Another keynote speaker was Alim Seytoff, a journalist and director of the Uyghur Service at Radio Free Asia, who pointed out that, on 21 June, the US administration is expected to enforce the Uyghur Forced Labour Prevention Act which was signed into law by President Biden last December.


He told the webinar: “This is an extremely powerful piece of legislation because it bans all goods made in the Uyghur provincial region. Several U.S Senators have urged to vigorously implement the legislation, not just in this region but also outside Xinjiang.”


He went on: “This makes sense, not least because for the past five years the Chinese government has been committing genocide against the Uyghur community, a genocide recognised by the U.S administration.


“Of all the sanctions imposed against China, the most significant is the one placed on production in the region.”


He pointed out that, besides the US, in late April the UK banned health-care products from Xinjiang region.


When asked how the international community can help stop the genocide, he said: “China must be compelled to stop forced labour.


“Despite such action (by the U.S and others) nothing has changed on the ground and, if anything, it is getting worse.”


He said: “The EU is China’s 2nd largest trading partner and it has a moral and legal responsibility to pressure China to stop forced labour and genocide.”


The EU, he argued, should enact similar legislation like the U.S Act and ban Chinese products that contribute to the manufacture of goods such as solar panels.


“The EU should also stop financing products from the Uyghur region which may benefit from slave and forced labour.”


Brussels, he told the online debate, should also consider ending all co-operation with China in the area of medical and research.

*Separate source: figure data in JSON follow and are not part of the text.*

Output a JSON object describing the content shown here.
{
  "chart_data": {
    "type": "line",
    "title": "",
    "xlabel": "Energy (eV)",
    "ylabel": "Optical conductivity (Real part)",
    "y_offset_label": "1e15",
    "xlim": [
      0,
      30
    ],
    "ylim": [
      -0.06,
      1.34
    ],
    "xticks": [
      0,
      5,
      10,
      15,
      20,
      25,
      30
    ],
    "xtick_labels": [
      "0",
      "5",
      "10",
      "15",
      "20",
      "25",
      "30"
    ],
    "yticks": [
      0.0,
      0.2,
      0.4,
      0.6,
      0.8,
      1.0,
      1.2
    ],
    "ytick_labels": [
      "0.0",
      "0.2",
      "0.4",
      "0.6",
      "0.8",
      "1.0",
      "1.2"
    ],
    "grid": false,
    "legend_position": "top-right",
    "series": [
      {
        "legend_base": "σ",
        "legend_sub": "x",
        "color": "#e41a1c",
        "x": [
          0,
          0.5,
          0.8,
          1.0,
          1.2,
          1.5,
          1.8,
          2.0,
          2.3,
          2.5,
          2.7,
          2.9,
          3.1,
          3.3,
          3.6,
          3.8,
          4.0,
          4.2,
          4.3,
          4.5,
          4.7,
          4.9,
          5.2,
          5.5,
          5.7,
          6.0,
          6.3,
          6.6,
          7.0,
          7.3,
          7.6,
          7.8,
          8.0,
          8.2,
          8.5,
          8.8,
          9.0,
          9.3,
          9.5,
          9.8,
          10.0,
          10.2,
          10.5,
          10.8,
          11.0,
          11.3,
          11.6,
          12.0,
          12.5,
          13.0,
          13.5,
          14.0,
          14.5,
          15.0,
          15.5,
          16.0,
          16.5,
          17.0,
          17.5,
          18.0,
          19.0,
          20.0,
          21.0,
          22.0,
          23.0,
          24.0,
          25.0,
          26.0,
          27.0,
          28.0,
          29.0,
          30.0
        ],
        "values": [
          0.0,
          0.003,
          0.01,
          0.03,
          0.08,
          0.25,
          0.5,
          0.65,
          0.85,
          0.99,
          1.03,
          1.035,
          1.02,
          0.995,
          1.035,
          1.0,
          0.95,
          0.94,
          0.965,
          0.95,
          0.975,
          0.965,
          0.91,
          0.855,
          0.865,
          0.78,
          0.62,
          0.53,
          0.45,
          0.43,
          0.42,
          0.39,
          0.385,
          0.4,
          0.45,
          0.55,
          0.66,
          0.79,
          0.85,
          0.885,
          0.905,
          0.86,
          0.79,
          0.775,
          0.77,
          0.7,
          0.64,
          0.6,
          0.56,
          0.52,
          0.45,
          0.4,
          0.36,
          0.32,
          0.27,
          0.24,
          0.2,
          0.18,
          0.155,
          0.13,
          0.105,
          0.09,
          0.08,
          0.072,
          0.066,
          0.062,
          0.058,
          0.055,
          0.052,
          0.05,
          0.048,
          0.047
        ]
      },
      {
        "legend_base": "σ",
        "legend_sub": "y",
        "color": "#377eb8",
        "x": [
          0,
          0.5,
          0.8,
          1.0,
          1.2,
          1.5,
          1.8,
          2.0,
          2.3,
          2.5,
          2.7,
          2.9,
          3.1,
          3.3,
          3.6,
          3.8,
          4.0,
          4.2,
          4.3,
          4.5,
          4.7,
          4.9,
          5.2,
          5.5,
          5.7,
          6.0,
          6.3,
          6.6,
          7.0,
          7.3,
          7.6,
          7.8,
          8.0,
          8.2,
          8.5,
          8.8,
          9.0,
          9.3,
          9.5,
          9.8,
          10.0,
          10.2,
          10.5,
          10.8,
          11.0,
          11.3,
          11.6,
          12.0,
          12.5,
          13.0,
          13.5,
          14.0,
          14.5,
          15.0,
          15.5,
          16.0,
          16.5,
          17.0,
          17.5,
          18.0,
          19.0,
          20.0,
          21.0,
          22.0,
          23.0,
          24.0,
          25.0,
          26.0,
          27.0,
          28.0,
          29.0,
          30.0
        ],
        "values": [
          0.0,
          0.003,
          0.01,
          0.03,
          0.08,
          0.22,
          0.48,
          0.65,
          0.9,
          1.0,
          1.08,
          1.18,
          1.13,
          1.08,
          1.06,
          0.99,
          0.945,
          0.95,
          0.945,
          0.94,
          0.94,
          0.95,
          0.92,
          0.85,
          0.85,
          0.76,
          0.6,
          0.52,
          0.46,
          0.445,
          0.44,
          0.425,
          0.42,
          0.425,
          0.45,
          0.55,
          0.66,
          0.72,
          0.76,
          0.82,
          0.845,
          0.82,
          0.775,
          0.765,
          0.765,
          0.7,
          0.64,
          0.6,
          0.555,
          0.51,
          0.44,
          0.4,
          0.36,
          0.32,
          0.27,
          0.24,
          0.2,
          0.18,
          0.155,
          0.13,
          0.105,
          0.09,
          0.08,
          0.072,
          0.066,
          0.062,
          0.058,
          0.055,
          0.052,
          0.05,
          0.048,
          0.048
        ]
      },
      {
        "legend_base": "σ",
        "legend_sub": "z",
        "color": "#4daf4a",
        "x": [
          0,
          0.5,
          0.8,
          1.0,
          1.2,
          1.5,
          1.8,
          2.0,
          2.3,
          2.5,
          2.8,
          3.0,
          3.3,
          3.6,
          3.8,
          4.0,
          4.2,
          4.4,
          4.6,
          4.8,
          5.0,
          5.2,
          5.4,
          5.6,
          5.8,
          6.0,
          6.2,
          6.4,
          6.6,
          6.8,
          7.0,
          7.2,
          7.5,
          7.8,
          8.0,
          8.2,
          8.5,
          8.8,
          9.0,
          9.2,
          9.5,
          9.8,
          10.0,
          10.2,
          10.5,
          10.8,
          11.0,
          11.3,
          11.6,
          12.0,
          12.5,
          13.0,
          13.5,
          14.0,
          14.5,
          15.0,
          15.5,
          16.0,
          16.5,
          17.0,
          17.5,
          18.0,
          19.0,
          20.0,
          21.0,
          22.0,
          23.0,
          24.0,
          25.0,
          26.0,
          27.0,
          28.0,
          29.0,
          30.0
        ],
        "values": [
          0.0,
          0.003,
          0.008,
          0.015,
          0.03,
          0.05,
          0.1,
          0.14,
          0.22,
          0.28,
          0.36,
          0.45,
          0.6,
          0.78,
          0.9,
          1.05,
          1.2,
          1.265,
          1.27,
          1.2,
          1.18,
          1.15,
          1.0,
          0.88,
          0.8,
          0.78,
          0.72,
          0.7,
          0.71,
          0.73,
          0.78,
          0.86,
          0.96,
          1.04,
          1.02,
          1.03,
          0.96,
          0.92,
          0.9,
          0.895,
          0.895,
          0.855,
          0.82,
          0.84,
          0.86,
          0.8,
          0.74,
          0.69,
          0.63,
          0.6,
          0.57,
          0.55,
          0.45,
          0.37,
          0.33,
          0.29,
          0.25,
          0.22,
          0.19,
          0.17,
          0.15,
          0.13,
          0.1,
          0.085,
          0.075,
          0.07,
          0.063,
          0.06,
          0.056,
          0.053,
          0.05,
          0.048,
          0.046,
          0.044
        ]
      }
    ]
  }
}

He also described what it was like working as a journalist while trying to defend the rights of Uyghurs, saying: “China has detained lot of Uyghur reporters and sentenced some to life imprisonment. Ours is the only free service of its kind in the world and we have played a tremendous role in exposing China’s genocide. China knows this and tries to silence us.


What we have done in five years is successfully confirm the detention of tens of thousands of Uyghurs in camps and have spoken to camp survivors. Despite all the pressure on us we have done an amazing job and we are very proud of our work.”


The event, on 7 June, was organized by the European Foundation for Democracy, in cooperation with the US Mission to the European Union.